#Junkie (GearShark #1)

I didn’t see it coming and I wasn’t prepared. Even if I had time, I wouldn’t have been able to prepare for this.

One second we were laughing, and the next…

Drew was in my arms.

The weight of him barreling into me was shocking at first. Sure, with football, I was used to unnecessary roughness, but this was different. I wasn’t on a football field. This wasn’t some play, and I wasn’t on the defense. Drew wasn’t trying to knock me down; he was hugging me.

I liked the way his weight felt colliding into mine. It hit me immediately, but it was like my body was ready; my body knew how to react to Drew.

He bounced excitedly at first and slapped me on the back. I chuckled and pressed my palm against his back.

Something changed.

The excited, celebratory hug turned into more.

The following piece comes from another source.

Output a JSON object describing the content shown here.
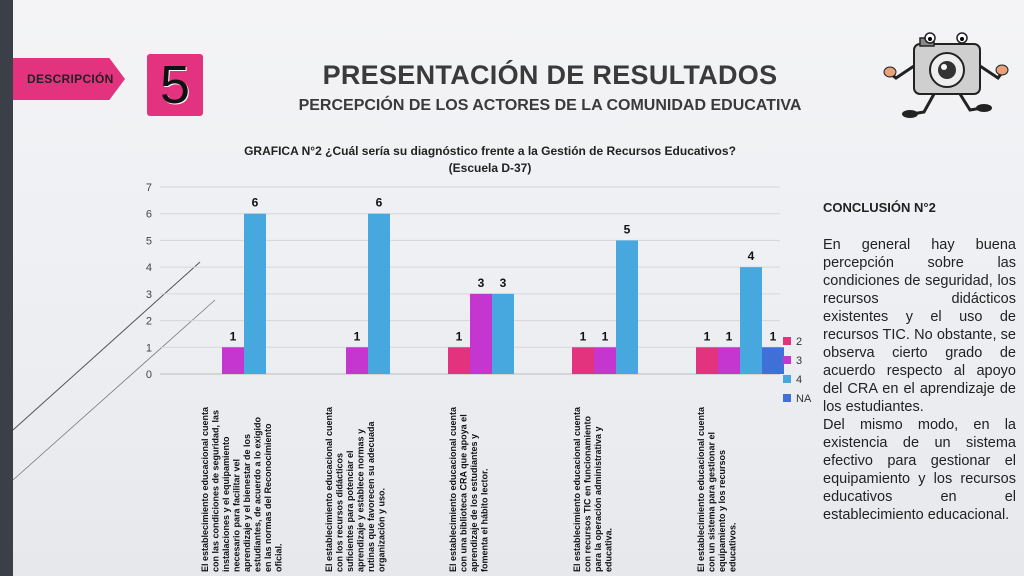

His body relaxed, and my arms moved, pulling him tighter, towing his chest right up against mine. Drew’s chin dropped onto my shoulder, and his hand stopped slapping my back. Instead, his fingers dug in.

So this is what it’s like.

This was what it was like to be held by Drew.

To hold him.

Damn.





Drew

A whole new brand of racing.

That was the proposal.

I came here hoping for a sponsorship, a car with a ton of logos slapped all over it, entrance fees paid to a bunch of legit, well-known races.

I didn’t get it.

I got something better: a chance.

Some driver’s would be kicking themselves in the ass right now. They’d be feeling let down, denied, rejected.

Not me.

No. I didn’t get a sponsorship or a deal with a lot of backing. I got something a hell of a lot more risky. Something that might ruin my career before it even got started. I got a dirt path through a heavily wooded forest.

All I needed was a path.

All I needed was a chance.

I liked risks.

Maybe I was reckless.

But with great risk comes great reward.

Or at the very least, one hell of an adrenaline rush.

I couldn’t stop thinking about the meeting with Gamble. About the sharp disappointment I felt when I heard the “but” in his voice before he finished critiquing my driving.

The critique itself was on point, so I couldn’t be mad about it. The bottom line was drivers had to mesh with their main sponsor. Drivers had to be given the freedom to drive the way they wanted. I wasn’t going to ask Gamble to look for something other than he normally did in his drivers. Just as I would never change the way I raced to please a sponsor.

I think it was my “rebel without a cause” attitude that put what happened back there into motion.

“Seriously, though.” Trent scoffed. “This is going to be huge.”

It was midafternoon, and we were on the highway headed back home. Soon as the meeting ended, we grabbed some food and hit the road. Trent was driving. I wasn’t sure he knew, but he was the only person I’d ever let drive my car.

Usually handing anyone the keys gave me anxiety like a dog in a room full of cats. But not with him. Everyone knew how much I loved my car.

But not everyone really understood.

In fact, no one really knew.

But he did.

Since I was literally buzzed from everything that went down I figured it might be best if he drove. I could totally handle it, but kicking back and letting my mind go to all the possibilities seemed like a pretty fucking fine idea right about now.

“Dude.” I agreed. “If we can pull this off…”

He laughed. “Are you kidding? This is like perfect for you.”

It was pretty freaking perfect.

Gamble wanted to create a whole new division of racing. Kind of like pro racing’s bad boy brother. Where institutions like NASCAR and Formula One, etc. were governed by rules and policies and pages of stipulations, this new world—this new generation of racing—wouldn’t be.

We would be dirtier. Grittier. More exciting.

Basically, we’d be just as the indie world was now—but bigger. Better.

The difference?

We’d have money. We’d be given a spotlight.

It would be illegal street racing. Except it would be legal and we’d have a track.

People would flock to it.

Why?

Because there was something inherently exciting about no rules. It was thrilling. It was taboo. It was dangerous.

Most people were too cautious to live like that, but watching someone else do it? From behind the wheel of a sweet-ass car?

Hells yeah.

The idea was to bring underground racing out of the dark. To set up a series of races—all at legitimate tracks—basically for the “non-professional” driver.

Can I just say that really burns my britches? The fact that any driver who devotes so much time and energy to his car and driving, a man who hones his skill and strives to make a name for himself, only to be called unprofessional and somehow lacking compared to a driver with sponsors and logos is a bunch of blazing horse shit.

Horse shit covered in flies.

If anything, the drivers of the indie world are hungrier and more knowledgeable because they have to work and scrape for everything.

We might be less controlled, not as honed to the “rules” of traditional racing, but I’d still put money on one of my own before I would on anyone else.